Brookhaven bars may be required to have earlier closing times — or pay a higher fee to stay open later — under a proposal that police officials believe will reduce crime along Buford Highway.
But after listening to a lengthy discussion by council members at a July 25 work session, one Buford Highway club owner said he didn’t know if the council was aware of what it was doing.
“They are trying to push and shorten hours. But they are not sure what they need,” said Grman Berreta, owner of El Ocho Billiards. “At some point, it looks like they are just playing with hours.”
Currently, “last call” for late-night venues is 2:55 a.m., with closing at 3:30 a.m. Restaurants may also stay open until 3:30 a.m., but are supposed to stop serving alcohol at 12:30 a.m.
Brookhaven’s proposed ordinance rewrite would set the city’s last call for all venues serving booze at 2 a.m., with a closing time of 3 a.m., to be in line with surrounding cities. Police officials say earlier “last calls” could also help curtail violence and DUIs, especially on Buford Highway.
But Berretta said the city already tried cutting back hours in 2014 to try to address the very same things.
“Back in 2014, the ordinance was amended … and they shortened hours. Now we still have the same safety problems,” he said. He also said his club, which he’s owned for 16 years, primarily serves those who work in the restaurant and cleaning industries and who work most nights until midnight or later and want to get a cocktail or food after they get off work.
“What this [shortening hours] is going to do to businesses is just bring them down,” he said.
“We depend on the late hours,” he added. “Our clientele comes in between 12 a.m. and 3 a.m., after they just got off work.”
Mayor John Ernst and the council asked staff to determine how much it costs to patrol Buford Highway from midnight to 3 a.m., when police say they are especially busy with incidents at late-night venues and are arresting people for DUIs. Most people arrested for DUI live outside the city limits, according to police.

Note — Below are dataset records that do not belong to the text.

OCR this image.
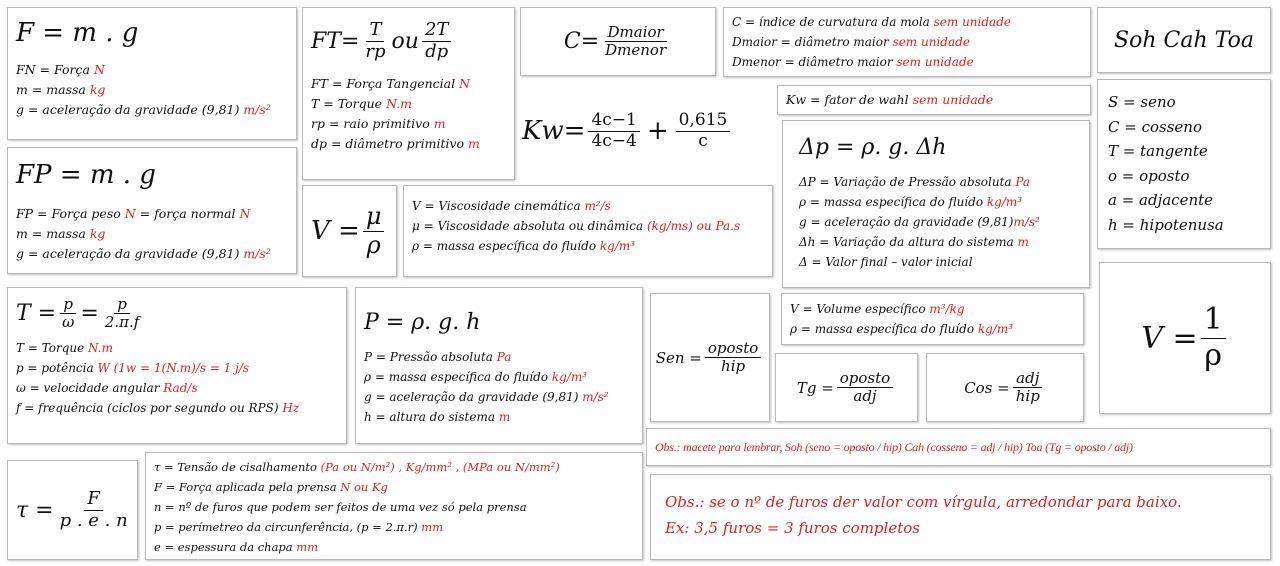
F = m . g
FN = Força N
m = massa kg
g = aceleração da gravidade (9,81) m/s²
$FT= \frac{T}{rp}$ ou $\frac{2T}{dp}$
FT = Força Tangencial N
T = Torque N.m
rp = raio primitivo m
dp = diâmetro primitivo m
$C= \frac{\text{Dmaior}}{\text{Dmenor}}$
C = índice de curvatura da mola sem unidade
Dmaior = diâmetro maior sem unidade
Dmenor = diâmetro maior sem unidade
Soh Cah Toa
$Kw= \frac{4c-1}{4c-4} + \frac{0,615}{c}$
Kw = fator de wahl sem unidade	S = seno
C = cosseno
T = tangente
o = oposto
a = adjacente
h = hipotenusa
FP = m . g
FP = Força peso N = força normal N
m = massa kg
g = aceleração da gravidade (9,81) m/s²
$V = \frac{\mu}{\rho}$ V = Viscosidade cinemática m²/s
μ = Viscosidade absoluta ou dinâmica (kg/ms) ou Pa.s
ρ = massa específica do fluído kg/m³
Δp = ρ. g. Δh
ΔP = Variação de Pressão absoluta Pa
ρ = massa específica do fluído kg/m³
g = aceleração da gravidade (9,81)m/s²
Δh = Variação da altura do sistema m
Δ = Valor final – valor inicial
$T = \frac{p}{\omega} = \frac{p}{2.\pi.f}$
T = Torque N.m
p = potência W (1w = 1(N.m)/s = 1 j/s
ω = velocidade angular Rad/s
f = frequência (ciclos por segundo ou RPS) Hz
P = ρ. g. h
P = Pressão absoluta Pa
ρ = massa específica do fluído kg/m³
g = aceleração da gravidade (9,81) m/s²
h = altura do sistema m
Sen = $\frac{\text{oposto}}{\text{hip}}$
V = Volume específico m³/kg
ρ = massa específica do fluído kg/m³	$V = \frac{1}{\rho}$
$Tg = \frac{\text{oposto}}{\text{adj}}$	Cos = $\frac{\text{adj}}{\text{hip}}$
Obs.: macete para lembrar, Soh (seno = oposto / hip) Cah (cosseno = adj / hip) Toa (Tg = oposto / adj)
$\tau = \frac{F}{p . e . n}$
τ = Tensão de cisalhamento (Pa ou N/m²) , Kg/mm² , (MPa ou N/mm²)
F = Força aplicada pela prensa N ou Kg
n = nº de furos que podem ser feitos de uma vez só pela prensa
p = perímetreo da circunferência, (p = 2.π.r) mm
e = espessura da chapa mm
Obs.: se o nº de furos der valor com vírgula, arredondar para baixo.
Ex: 3,5 furos = 3 furos completos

After those costs are determined, Ernst suggested, the city could offer late-night venues the opportunity to pay an additional fee, or an “enhanced permit” to stay open later.
Assistant City Manager Steve Chapman explained how the additional license work: if the city were to amend the ordinance to have last call at 1 a.m. and closing at 1:30 a.m., late-night venue owners who want to continue serving until 2:55 a.m. and close at 3:30 a.m. would pay more to be able to do so.
“That would help us identify the organizations and the resources we need because we would know who is open those hours,” he said.
It currently costs a business $100 in administrative fees to file for an alcohol application to sell beer or wine and $200 to sell liquor. Other costs to have alcohol licenses include monthly charges such as: $70 a month to sell beer or wine; $333 a month for liquor stores; $91.66 a month for Sunday sales; and $50 a month for a patio permit.
The city currently takes in approximately $900,000 a year from venues serving alcohol through license fees and excise taxes, according to Chapman.
The council is set to discuss the alcohol ordinance at a future work session. No date to approve the rewrite has been set. Staff is recommending it be done by Jan. 1, 2018, when businesses must renew their alcohol licenses with the city.